Nov 30 AD 2008: First Sunday in Advent
Advent is a season of waiting for Christ's return. The Israelites in our readings today were longing for God's presence to restore them; they wanted God to come down so they could see Him face to face and be saved. We in turn wait for Jesus to come again so that we can experience the full realization of the hope we have as Christians. I value the reminder that Advent is to keep awake – I often forget to really long for Jesus to return: my mind is frequently bound by the mundane realities of this world or plans and anxieties that are temporal.
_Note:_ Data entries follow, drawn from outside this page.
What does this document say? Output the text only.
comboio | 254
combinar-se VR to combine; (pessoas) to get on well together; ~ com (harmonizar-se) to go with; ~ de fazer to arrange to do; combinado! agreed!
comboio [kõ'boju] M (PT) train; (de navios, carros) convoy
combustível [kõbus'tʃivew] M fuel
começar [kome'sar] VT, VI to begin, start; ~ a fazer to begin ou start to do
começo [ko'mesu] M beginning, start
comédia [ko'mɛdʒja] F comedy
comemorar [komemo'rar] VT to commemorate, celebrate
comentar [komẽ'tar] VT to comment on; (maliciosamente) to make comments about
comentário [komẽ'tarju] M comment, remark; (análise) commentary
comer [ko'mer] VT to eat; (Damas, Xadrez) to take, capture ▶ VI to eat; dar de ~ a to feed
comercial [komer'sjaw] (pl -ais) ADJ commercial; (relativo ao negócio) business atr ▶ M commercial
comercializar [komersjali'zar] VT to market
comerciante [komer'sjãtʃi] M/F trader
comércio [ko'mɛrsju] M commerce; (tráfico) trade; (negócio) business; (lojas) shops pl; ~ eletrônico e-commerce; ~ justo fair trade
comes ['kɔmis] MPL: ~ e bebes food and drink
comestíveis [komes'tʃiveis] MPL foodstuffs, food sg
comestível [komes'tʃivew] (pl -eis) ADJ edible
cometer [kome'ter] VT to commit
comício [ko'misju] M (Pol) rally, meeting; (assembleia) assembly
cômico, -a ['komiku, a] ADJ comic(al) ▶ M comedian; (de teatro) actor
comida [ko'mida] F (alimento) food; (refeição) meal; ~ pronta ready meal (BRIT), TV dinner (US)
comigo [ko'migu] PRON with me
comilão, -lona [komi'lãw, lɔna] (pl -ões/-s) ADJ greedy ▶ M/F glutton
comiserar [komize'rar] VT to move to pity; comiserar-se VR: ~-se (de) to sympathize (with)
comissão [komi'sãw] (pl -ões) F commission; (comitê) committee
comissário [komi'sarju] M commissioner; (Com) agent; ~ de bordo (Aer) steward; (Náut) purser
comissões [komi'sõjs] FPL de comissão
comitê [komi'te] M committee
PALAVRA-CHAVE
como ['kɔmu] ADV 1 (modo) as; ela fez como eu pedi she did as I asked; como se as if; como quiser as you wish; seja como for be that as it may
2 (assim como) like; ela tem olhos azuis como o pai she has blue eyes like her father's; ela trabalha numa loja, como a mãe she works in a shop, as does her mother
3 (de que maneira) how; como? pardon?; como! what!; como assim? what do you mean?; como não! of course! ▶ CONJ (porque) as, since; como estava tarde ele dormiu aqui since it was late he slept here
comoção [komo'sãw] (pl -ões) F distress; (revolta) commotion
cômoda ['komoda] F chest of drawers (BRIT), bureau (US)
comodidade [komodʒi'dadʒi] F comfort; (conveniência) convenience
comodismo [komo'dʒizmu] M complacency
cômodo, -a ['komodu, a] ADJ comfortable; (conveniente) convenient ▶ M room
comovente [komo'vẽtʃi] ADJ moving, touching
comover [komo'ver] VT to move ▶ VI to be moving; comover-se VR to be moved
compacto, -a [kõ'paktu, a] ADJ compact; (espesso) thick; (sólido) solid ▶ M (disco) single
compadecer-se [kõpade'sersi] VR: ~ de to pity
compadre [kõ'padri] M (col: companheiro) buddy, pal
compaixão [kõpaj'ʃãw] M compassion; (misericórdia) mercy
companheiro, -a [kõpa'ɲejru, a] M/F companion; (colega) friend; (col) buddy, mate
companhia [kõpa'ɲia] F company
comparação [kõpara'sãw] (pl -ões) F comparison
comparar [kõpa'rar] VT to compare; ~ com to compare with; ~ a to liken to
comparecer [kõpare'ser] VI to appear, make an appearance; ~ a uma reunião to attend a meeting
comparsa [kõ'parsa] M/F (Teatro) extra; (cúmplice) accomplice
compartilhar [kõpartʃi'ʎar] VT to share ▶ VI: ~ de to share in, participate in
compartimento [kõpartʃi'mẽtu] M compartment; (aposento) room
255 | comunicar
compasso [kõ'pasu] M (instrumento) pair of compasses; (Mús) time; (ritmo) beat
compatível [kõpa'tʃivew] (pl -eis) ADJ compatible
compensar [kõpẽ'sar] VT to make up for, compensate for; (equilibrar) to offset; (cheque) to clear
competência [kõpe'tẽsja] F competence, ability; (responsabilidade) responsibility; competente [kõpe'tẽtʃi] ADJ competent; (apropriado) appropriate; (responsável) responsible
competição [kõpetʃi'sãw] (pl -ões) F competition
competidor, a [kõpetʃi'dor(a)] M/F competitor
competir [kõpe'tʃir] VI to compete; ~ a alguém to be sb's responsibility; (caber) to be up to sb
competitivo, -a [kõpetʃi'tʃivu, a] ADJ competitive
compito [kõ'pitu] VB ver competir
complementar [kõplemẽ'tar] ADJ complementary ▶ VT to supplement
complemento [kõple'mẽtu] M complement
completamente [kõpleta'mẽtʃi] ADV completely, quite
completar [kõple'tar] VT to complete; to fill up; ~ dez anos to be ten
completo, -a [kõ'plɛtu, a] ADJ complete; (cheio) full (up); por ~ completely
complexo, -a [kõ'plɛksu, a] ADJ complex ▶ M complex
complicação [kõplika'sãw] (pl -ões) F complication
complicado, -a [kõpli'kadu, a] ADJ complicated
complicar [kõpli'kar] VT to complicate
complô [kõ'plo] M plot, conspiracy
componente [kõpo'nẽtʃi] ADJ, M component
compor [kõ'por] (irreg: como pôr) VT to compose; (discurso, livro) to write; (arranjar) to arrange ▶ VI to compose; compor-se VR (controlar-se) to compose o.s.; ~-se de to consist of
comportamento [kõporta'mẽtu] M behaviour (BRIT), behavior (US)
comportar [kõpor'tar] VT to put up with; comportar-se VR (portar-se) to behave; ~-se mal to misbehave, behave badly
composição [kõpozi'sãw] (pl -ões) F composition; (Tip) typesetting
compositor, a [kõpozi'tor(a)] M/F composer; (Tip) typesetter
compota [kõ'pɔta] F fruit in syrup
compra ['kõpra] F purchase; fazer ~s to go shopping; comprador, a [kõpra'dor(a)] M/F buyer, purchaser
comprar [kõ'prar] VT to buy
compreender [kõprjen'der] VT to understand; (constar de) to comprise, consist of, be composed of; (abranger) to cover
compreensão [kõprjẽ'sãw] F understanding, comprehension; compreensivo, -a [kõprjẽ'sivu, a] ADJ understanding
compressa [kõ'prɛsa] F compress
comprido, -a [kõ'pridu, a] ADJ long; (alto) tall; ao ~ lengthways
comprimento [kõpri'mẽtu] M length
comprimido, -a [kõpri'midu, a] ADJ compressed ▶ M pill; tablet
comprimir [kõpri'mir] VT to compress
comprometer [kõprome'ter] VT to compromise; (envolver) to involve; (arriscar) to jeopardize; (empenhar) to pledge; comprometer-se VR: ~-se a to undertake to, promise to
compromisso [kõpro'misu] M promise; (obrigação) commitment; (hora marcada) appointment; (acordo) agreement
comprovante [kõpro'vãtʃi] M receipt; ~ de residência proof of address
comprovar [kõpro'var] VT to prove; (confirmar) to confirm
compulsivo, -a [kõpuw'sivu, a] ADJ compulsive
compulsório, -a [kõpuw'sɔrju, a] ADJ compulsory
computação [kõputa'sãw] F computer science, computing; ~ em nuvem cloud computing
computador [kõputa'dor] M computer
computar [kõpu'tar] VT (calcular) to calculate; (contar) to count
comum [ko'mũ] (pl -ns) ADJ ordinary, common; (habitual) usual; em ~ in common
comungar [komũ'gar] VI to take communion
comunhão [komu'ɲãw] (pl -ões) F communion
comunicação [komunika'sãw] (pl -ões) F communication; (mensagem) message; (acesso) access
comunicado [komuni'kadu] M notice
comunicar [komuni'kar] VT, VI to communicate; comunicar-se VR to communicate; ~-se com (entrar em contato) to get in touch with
I've started reading a fascinating book by a guy called Adrian Nocent called “The Liturgical Year” (there are 150 pages on the Advent season, though – I will only be able to dabble! =p). He asks a good question: Is there a Christian way of hoping? Here is some food for thought from Nocent:
“Péguy, in one of his brilliant theological intuitions, saw hope as a little girl who goes off to school between her two big sisters, faith and love, holding each by the hand. He explains his meaning in his La porche de la deuxième vertu: In the eyes of those who see the three sisters passing, little hope is being guided by the other two; in fact, however, little hope is pulling forward the two who seem to be leading her...for the believer, his personal hope is inseparably connected with the hope of the entire Church and when united to the hope of the Church, it is oriented in two directions: toward Christ and toward the renewal of the world.
Christ? We await during Advent the actualization of his incarnation and then we celebrate Christmas, but we still hope and wait for his second coming. This is a hope that the non-believer cannot share, for it is contrary to what hope should normally be. This Christian hope is indeed a strange thing...why? Because the Christian hopes for what he already possesses! In the inscription of Pectorius we read: “(You hold) the Fish in your hand.”...Christian hope is thus compounded of certainty: that is, we hope for what we already possess. The powerful dynamism that inspires this hope of a reality we already possess and grasp, though we do not see it, is an intense light for faith and a joyful spur to love.”